La moudjahida Zohra Drif, 76 ans, était hier l'invitée de la première semaine culturelle de l'Agence nationale de communication, d'édition et de publicité (ANEP) au centre Mustapha Kateb d'Alger. Elle revient, dans cet entretien accordé à El Watan, sur la polémique soulevée par Yacef Saâdi, ancien commandant de la Zone autonome d'Alger, qui a affirmé que Zohra Drif aurait envoyé (en septembre 1957) deux lettres à Hassiba Ben Bouali, qui était dans une cache à La Casbah d'Alger, pour lui demander de se rendre aux français. - Pourquoi Yacef Saâdi évoque-t-il ces deux lettres aujourd'hui ? Pourquoi insiste-t-il sur cette question ?
Honnêtement, celui qui peut répondre, c'est bien lui.

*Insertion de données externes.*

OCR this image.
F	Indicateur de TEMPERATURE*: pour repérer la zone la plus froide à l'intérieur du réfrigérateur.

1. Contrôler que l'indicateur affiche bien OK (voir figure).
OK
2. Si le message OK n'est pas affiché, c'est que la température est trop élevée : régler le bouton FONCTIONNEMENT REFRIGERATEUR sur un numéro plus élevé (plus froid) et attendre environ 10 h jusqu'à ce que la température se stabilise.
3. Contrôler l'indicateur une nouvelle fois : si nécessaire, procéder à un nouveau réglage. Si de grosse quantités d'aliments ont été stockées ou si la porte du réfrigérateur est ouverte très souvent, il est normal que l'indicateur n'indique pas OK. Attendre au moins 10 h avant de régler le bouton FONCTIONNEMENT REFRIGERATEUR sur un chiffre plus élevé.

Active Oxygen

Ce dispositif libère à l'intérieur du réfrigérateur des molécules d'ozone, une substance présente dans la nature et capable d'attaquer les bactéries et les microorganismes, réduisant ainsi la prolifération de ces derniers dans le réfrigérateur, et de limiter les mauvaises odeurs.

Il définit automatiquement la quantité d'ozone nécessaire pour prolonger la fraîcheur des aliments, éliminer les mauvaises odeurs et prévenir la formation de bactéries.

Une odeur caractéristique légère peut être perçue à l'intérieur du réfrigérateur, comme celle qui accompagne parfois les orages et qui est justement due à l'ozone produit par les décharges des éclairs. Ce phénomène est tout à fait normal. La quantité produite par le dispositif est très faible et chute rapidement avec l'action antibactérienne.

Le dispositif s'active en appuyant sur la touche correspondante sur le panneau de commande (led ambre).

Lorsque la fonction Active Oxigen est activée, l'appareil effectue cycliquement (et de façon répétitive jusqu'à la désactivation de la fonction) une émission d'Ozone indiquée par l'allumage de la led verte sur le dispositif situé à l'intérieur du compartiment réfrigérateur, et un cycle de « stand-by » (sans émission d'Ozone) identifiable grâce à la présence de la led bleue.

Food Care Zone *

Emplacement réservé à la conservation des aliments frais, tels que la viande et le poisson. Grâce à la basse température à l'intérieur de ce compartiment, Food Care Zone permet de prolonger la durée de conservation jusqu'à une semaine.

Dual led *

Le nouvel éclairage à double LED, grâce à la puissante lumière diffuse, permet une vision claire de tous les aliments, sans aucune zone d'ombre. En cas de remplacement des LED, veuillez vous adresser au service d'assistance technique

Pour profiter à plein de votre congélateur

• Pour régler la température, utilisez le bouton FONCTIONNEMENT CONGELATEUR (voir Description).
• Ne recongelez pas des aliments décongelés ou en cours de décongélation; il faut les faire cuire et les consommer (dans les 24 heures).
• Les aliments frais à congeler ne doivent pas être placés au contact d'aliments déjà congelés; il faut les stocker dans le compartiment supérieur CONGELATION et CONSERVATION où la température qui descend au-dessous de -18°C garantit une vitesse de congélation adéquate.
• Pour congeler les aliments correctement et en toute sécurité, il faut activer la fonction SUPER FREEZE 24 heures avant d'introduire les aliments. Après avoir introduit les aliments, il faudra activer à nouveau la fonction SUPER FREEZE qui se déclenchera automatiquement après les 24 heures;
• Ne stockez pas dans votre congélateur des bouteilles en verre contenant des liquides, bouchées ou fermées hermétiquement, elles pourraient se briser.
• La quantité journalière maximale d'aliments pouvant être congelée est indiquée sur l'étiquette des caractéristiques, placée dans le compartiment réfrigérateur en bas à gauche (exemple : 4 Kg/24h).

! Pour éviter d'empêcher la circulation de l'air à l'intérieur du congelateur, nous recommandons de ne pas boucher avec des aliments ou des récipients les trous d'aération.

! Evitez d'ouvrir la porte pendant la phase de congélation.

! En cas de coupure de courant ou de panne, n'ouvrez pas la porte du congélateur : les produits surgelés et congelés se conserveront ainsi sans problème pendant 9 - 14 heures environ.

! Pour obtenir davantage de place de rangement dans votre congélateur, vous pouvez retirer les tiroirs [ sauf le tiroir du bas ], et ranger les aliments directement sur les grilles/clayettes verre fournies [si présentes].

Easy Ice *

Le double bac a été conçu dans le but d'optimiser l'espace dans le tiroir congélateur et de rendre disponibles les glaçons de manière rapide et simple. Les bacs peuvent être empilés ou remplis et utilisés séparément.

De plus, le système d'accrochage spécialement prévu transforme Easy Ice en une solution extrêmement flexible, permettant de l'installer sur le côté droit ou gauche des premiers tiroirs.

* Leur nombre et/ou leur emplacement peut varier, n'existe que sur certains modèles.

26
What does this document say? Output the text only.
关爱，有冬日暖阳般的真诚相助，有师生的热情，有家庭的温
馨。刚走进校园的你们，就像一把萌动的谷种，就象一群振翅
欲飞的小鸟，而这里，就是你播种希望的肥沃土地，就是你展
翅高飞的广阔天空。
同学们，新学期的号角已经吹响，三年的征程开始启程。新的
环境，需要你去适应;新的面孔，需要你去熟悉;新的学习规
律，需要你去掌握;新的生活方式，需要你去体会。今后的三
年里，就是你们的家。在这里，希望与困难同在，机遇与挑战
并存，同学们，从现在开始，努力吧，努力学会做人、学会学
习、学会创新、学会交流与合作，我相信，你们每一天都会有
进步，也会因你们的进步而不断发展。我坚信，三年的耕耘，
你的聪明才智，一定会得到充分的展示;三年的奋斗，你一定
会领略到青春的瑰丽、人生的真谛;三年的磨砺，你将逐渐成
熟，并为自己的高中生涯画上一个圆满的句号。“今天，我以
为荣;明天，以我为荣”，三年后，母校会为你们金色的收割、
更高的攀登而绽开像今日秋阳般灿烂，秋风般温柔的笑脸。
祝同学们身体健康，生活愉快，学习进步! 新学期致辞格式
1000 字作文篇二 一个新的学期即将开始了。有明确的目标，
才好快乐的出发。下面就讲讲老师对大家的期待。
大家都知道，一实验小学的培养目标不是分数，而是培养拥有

Je ne peux faire que des suppositions. Par intégrité intellectuelle, il est toujours difficile d'émettre des hypothèses. Ce n'est pas dans mon caractère. Ce que je peux dire, me concernant, et dire à mon peuple : je n'ai jamais écrit ces deux lettres. De surcroît, ces deux lettres portent en elles-mêmes la preuve de leur fausseté. Et là, je me réserve le droit d'exposer ces idées dans la sérénité et le calme, et de démontrer que ces deux lettres sont fausses.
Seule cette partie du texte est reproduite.